Выбрать главу

Юный Цезарь рвался в консулы, впрочем, не делая из этого тайны и, очевидно, считая высшую государственную магистратуру частью своего наследства. Его первая попытка провалилась, но после гибели обоих действующих консулов — Гиртия и Пансы — он возобновил наступление.

Цицерон в этой ситуации вел себя неоднозначно. То, что оставалось в его душе от бывшего консула, надеялось на победу тираноборцев и жаждало восстановления республики. Но вместе с тем он все чаще склонялся к мысли, что республиканский строй пережил себя, что империи нужен хозяин, а Брут с его уважением к закону в борьбе с более хитрыми и изворотливыми соперниками не имеет никаких шансов. Если уж государство обречено пасть жертвой тирании, рассуждал Цицерон, пусть лучше тираном станет Октавий, а не Антоний. Вот почему в своих письмах он превозносил молодого честолюбца до небес. Брут догадывался, что отчасти Цицерон сам попал в ловушку собственного воображения. Выдумав себе образ Гая Октавиана Юлия Цезаря, он перестал понимать, что реальный Октавий не имеет с этим идеализированным представлением ничего общего. Он не жалел усилий, чтобы предостеречь Марка Туллия от опасного, если не самоубийственного, заблуждения, но не слишком в этом преуспел.

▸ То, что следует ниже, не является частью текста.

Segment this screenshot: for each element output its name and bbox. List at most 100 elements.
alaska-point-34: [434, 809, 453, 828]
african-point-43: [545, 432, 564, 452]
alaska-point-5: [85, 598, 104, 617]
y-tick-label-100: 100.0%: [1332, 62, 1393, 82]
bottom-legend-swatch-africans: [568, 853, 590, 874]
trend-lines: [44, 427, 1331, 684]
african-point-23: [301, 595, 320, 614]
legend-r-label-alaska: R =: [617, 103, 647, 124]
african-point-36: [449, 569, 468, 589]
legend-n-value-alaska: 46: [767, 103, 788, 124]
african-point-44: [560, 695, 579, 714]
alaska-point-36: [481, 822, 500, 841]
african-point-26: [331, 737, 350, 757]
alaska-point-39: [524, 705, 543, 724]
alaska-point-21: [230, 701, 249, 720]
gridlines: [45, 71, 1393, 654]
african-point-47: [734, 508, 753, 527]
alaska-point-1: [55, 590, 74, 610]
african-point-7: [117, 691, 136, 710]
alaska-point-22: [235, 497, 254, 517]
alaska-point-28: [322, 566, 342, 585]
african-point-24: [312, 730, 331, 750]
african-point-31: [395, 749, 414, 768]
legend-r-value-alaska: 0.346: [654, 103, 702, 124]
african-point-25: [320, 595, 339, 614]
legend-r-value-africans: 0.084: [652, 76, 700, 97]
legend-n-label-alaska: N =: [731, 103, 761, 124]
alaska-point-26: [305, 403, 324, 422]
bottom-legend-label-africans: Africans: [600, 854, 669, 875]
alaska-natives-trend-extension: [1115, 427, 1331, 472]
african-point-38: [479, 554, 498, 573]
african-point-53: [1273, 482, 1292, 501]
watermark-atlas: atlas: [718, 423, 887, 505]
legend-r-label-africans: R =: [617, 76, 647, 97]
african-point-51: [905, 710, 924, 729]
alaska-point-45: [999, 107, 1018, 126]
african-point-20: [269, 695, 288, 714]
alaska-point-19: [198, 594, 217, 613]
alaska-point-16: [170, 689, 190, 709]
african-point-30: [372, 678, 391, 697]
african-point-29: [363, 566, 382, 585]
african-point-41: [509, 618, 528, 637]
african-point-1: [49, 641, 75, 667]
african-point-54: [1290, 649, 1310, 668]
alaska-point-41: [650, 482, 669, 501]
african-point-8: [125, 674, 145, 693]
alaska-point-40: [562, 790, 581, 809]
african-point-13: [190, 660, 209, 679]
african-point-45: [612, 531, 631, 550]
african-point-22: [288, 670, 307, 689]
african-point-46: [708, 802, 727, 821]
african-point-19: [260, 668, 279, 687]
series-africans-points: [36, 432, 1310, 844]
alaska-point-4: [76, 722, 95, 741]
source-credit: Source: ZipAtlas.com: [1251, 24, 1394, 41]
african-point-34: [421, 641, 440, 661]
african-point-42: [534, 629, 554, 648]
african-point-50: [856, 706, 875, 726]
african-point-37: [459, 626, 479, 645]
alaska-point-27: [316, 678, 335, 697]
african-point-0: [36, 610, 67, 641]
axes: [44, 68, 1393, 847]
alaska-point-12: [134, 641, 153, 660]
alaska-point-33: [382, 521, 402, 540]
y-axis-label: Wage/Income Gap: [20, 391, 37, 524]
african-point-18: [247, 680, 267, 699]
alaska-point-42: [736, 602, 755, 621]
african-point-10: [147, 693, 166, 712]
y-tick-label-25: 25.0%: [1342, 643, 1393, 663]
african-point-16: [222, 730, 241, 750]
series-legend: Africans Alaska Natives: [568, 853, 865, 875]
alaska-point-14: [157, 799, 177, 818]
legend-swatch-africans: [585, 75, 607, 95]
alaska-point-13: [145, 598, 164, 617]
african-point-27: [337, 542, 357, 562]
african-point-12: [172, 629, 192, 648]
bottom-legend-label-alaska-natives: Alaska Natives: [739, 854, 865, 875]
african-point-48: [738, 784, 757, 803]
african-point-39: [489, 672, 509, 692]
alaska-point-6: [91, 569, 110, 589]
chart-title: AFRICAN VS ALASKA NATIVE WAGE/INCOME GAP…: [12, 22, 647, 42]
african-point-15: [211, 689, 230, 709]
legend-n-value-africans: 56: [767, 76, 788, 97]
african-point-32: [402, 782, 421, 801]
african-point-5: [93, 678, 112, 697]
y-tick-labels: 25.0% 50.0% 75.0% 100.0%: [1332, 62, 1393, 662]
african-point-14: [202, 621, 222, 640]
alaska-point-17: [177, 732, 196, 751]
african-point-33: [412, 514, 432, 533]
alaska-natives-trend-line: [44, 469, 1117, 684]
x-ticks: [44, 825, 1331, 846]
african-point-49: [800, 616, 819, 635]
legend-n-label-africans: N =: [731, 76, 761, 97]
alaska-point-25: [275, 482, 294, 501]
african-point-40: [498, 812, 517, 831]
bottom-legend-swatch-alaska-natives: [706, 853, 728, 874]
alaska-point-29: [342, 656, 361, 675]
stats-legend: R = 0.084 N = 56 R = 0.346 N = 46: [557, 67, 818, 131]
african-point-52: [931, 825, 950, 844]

Он попытался прибегнуть к помощи Тита Помпония Аттика: этот человек, которому в равной мере доверяли и Цицерон, и Брут, нередко мирил их, исполняя роль посредника. По все более раздраженному тону писем обоих своих корреспондентов Аттик понял, что отношения между ними обострились, и советовал Бруту пощадить самолюбие Цицерона.

Марк не нуждался в подобных советах. О каком самолюбии могла идти речь, если Цицерон, находясь в Риме, сознательно или неосознанно вредил делу партии, к которой принадлежал? В пространном письме к Аттику Брут не только подверг суровой критике поведение Цицерона, но и изложил собственные намерения. Это письмо можно в какой-то мере считать его символом веры.

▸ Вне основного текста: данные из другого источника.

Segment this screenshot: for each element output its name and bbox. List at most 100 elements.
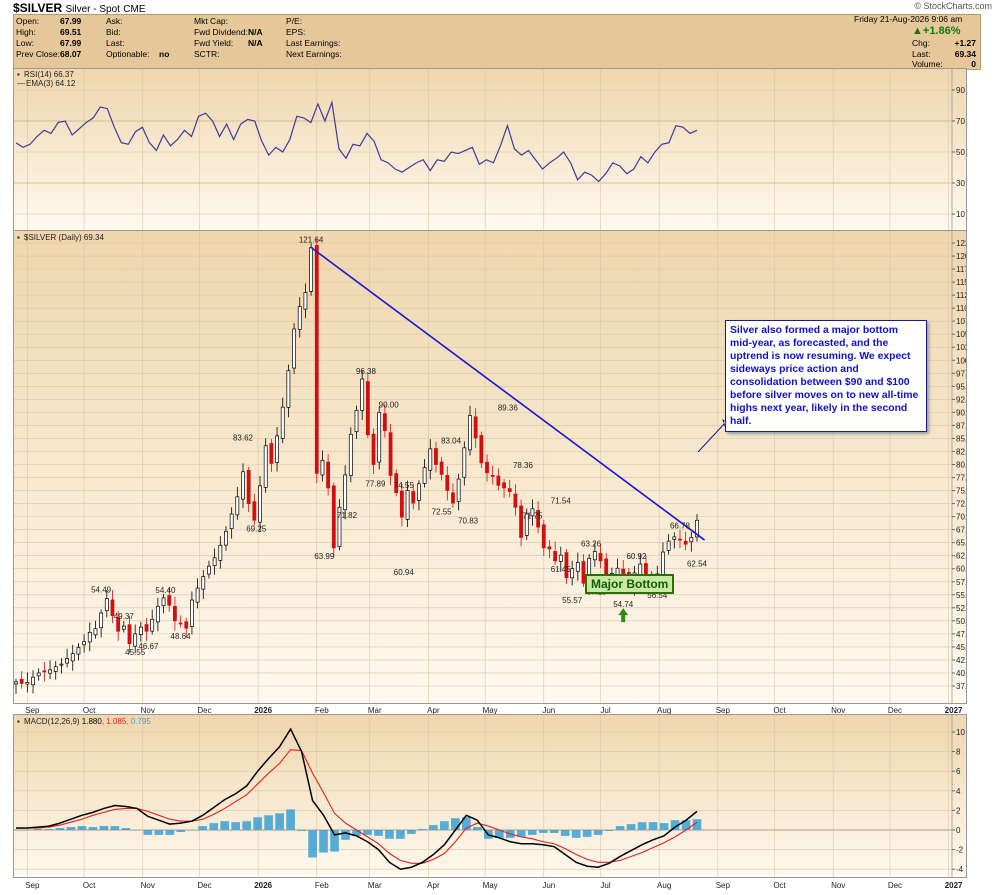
macd-histogram-bar	[330, 830, 339, 852]
macd-histogram-bar	[615, 826, 625, 830]
y-tick-label: 70	[956, 117, 965, 126]
candle-body	[82, 641, 86, 646]
fwd-yield-value: N/A	[248, 38, 263, 48]
candle-body	[320, 459, 325, 476]
price-label: 74.55	[394, 481, 415, 490]
candle-body	[371, 433, 376, 465]
y-tick-label: 70.0	[956, 513, 966, 522]
candle-body	[25, 682, 30, 685]
macd-histogram-bar	[396, 830, 405, 839]
candle-body	[224, 530, 228, 546]
candle-body	[689, 537, 694, 543]
macd-histogram-bar	[637, 822, 647, 830]
y-tick-label: 90.0	[956, 408, 966, 417]
candle-body	[190, 599, 194, 627]
price-label: 66.78	[670, 521, 691, 530]
macd-histogram-bar	[571, 830, 581, 838]
candle-body	[263, 445, 268, 488]
candle-body	[507, 488, 512, 492]
candle-body	[683, 540, 688, 545]
macd-histogram-bar	[494, 830, 504, 838]
macd-histogram-bar	[319, 830, 328, 853]
candle-body	[337, 506, 342, 548]
y-tick-label: 60.0	[956, 565, 966, 574]
y-tick-label: 47.5	[956, 630, 966, 639]
macd-histogram-bar	[407, 830, 416, 834]
low-value: 67.99	[60, 38, 82, 48]
month-label: 2027	[945, 706, 963, 715]
y-tick-label: 95.0	[956, 382, 966, 391]
y-tick-label: 82.5	[956, 447, 966, 456]
macd-histogram-bar	[220, 821, 230, 830]
last-earnings-label: Last Earnings:	[286, 38, 341, 48]
month-label: Oct	[83, 881, 96, 890]
month-label: Feb	[315, 706, 329, 715]
y-tick-label: 65.0	[956, 539, 966, 548]
macd-histogram-bar	[66, 827, 76, 830]
macd-histogram-bar	[308, 830, 317, 858]
y-tick-label: 97.5	[956, 369, 966, 378]
price-label: 45.55	[125, 648, 146, 657]
y-tick-label: 75.0	[956, 487, 966, 496]
y-tick-label: 67.5	[956, 526, 966, 535]
month-label: Mar	[368, 706, 382, 715]
candle-body	[388, 432, 393, 476]
price-label: 61.45	[551, 565, 572, 574]
price-legend: $SILVER (Daily) 69.34	[24, 233, 104, 242]
month-label: Apr	[427, 706, 440, 715]
percent-change-value: +1.86%	[922, 25, 961, 37]
macd-histogram-bar	[418, 829, 427, 830]
macd-histogram-bar	[264, 815, 273, 830]
candle-body	[541, 524, 546, 549]
open-label: Open:	[16, 16, 40, 26]
macd-histogram-bar	[110, 826, 120, 830]
y-tick-label: 117.5	[956, 265, 966, 274]
macd-histogram-bar	[681, 820, 691, 830]
trendline	[310, 246, 706, 541]
price-label: 54.40	[155, 586, 176, 595]
candle-body	[405, 490, 410, 520]
ema-legend-marker: —	[17, 79, 25, 88]
price-label: 60.92	[626, 552, 647, 561]
x-axis-svg: Sep Oct Nov Dec 2026 Feb Mar Apr May Jun Jul Aug Sep…	[25, 881, 963, 890]
candle-body	[348, 433, 353, 476]
macd-histogram-bar	[286, 809, 295, 830]
candle-body	[303, 292, 308, 310]
macd-signal-line	[16, 749, 698, 864]
price-label: 54.49	[91, 585, 112, 594]
macd-histogram-bar	[55, 828, 65, 830]
month-label: Jul	[600, 706, 610, 715]
candle-body	[99, 612, 104, 629]
price-label: 54.74	[613, 600, 634, 609]
candle-body	[19, 678, 24, 684]
high-label: High:	[16, 27, 36, 37]
candle-body	[235, 496, 240, 516]
month-label: Dec	[197, 881, 211, 890]
candle-body	[695, 519, 699, 538]
candle-body	[59, 663, 64, 666]
y-tick-label: 55.0	[956, 591, 966, 600]
price-label: 78.36	[513, 461, 534, 470]
month-label: Sep	[716, 706, 731, 715]
candle-body	[485, 461, 489, 474]
candle-body	[479, 435, 484, 464]
y-tick-label: 4	[956, 787, 961, 796]
macd-histogram-bar	[440, 821, 449, 830]
month-label: Oct	[773, 706, 786, 715]
price-label: 46.67	[138, 642, 159, 651]
mkt-cap-label: Mkt Cap:	[194, 16, 229, 26]
macd-histogram-bar	[352, 830, 361, 836]
candle-body	[434, 448, 438, 465]
candle-body	[201, 576, 206, 590]
macd-histogram-bar	[363, 830, 372, 835]
price-label: 56.54	[647, 591, 668, 600]
macd-histogram-bar	[385, 830, 394, 839]
y-tick-label: 40.0	[956, 669, 966, 678]
callout-pointer	[697, 419, 727, 453]
candle-body	[666, 540, 671, 551]
y-tick-label: 30	[956, 179, 965, 188]
candle-body	[286, 370, 291, 408]
y-tick-label: 2	[956, 806, 961, 815]
chg-label: Chg:	[912, 38, 930, 48]
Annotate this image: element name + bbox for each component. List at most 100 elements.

«Ты пишешь, — говорилось в нем, — что Цицерона удивляет мое молчание по поводу предпринимаемых им шагов. Что ж, ты вынуждаешь меня к откровенности. Мне, конечно, известно, что Цицерон в своих поступках руководствуется лучшими намерениями. Разве посмею я усомниться в его приверженности Республике? Но, как бы это выразиться... Мне кажется, что он, осторожный сверх всякой меры, повел себя не слишком умно... Он позволил тщеславию взять над собой верх, хотя из любви к Республике не побоялся обзавестись таким опасным врагом, как Антоний. Право, не знаю, что и думать. Вместо того чтобы сдерживать честолюбие и стремление к вседозволенности «мальчишки», он их только подогревает. Он настолько снисходителен к этому юнцу, что для нас это выглядит оскорбительным [...].